I subscribe to daily TED Talks, and I am so glad I do that because each day, a new and often provocative talk provided by a contemporary thought leader lands in my e-mail box, and as I listen, I learn new things or I am challenged to think about commonplace things in a new way. This is how I learned about Brene Brown, for example. I had heard her talk on vulnerability before she was ever a guest on Oprah or started on her journey as a teacher and leader in Oprah's Super Soul Sunday series. Just as an aside, Dr. Brown's talk has been so popular that if you visit the TED Talks website, hers is listed as one of the top 11 classic talks
Yesterday's talk was by Michael Sandel, a political philosopher who teaches at Harvard. I was unaware of Dr. Sandel until yesterday, but I am certain that I am going to be learning more about him and his philosophy in the coming days and weeks. I just ordered his latest book, What Money Can't Buy: The Moral Limits of Money.

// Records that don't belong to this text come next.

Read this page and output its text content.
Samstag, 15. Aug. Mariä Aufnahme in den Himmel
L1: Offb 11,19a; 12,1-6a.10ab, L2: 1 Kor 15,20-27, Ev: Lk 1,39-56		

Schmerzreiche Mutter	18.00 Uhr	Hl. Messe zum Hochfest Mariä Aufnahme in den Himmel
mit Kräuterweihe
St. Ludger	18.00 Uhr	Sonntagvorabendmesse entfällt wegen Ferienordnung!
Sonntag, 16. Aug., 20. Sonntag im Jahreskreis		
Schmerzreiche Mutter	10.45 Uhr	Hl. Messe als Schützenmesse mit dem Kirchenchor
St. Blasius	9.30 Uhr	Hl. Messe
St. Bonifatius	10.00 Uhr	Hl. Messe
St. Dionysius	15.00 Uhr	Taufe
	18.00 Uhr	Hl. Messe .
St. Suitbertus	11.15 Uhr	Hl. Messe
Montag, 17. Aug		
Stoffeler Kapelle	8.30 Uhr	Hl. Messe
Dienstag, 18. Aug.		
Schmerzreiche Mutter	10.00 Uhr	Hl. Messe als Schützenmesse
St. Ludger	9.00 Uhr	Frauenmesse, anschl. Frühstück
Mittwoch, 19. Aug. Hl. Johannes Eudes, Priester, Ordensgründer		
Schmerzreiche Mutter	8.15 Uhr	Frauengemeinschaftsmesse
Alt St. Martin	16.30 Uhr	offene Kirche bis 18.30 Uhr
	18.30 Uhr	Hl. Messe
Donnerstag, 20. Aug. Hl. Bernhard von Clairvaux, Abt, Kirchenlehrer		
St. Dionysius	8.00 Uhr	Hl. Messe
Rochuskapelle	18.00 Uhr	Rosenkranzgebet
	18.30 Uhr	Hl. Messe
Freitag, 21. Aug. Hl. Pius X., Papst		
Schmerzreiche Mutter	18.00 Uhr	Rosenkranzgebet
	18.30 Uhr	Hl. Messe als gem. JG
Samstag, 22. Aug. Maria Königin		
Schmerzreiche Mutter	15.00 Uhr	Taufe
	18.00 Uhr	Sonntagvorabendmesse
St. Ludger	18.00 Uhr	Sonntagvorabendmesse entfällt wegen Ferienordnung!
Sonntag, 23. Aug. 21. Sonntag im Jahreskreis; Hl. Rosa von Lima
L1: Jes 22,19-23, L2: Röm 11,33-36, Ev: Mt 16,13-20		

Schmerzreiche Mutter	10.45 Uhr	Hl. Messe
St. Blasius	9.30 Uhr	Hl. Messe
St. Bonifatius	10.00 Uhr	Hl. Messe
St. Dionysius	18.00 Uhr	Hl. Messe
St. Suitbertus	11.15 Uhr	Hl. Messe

What I appreciated about Dr. Sandel's talk was that it validated my own thinking about the misguided notion that the free market is the answer to all questions, particularly questions that impact the social good. Public safety and transportation, for example, are offered as part of our general infrastructure for the good of everyone. So is public education, but I have long been concerned about the fact that a growing number of people seem to think that the free market is the end all and be all of everything and that government has no place in providing for the general good of the public. I don't happen to buy that, and for over a decade, I have been deeply worried about the fact that more and more business leaders are looking to take over public education and make it a profitable private enterprise, diminishing the role of the public at large or dismissing completely the idea that public education is a basic civil right that should be accorded to every single child regardless of race, gender, or economic status as it does so.
I would urge you to take the 15 minutes or so and listen to Dr. Sandel's talk about his concern with regard to our moving from a market economy toward a market society. He says that the problem of becoming a predominantly market society is that it will only exacerbate the sense of inequality. My own commentary on that thought is that the sense of inequality is already emerging as the gap between the rich and the poor becomes ever more unbreachable. The middle class is shrinking, and more and more people are becoming members of the class of the working poor.
Dr. Sandel also talked about how some groups are using market based principles to impact social goods and practices, and a specific example was how market-based practices were being used in education right now. He mentioned that some school divisions have experimented with paying students for making good grades, and in one experiment, 8-year-olds were paid $2.00 a book for every book he/she read. The results of these social experiments were mixed. The 8-year-olds read more books, but they read shorter books, and the larger looming question is whether or not they will become lifelong readers and learners if they have been sent the message that reading is “piece work” instead of something that needs to be appreciated as an intrinsic value. The same concern arises out of paying students for good grades. Does it teach children that everything can be monetized? Do we do anything anymore for the sheer love and enjoyment of doing it, or do we need to be paid? Where does it stop?
Dr. Sandel has no clear cut answers to offer in his talk, but he does raise some very important questions, I think, and he offers that we need to have a public debate about this new direction that we seem to have taken without any such conversation.
I found his talk to be thoughtful, insightful, and his ideas compelling. I urge you to take a few minutes to listen and then to reflect on his comments. He has articulated my own deep and abiding concerns, and he has stated them more clearly than I can.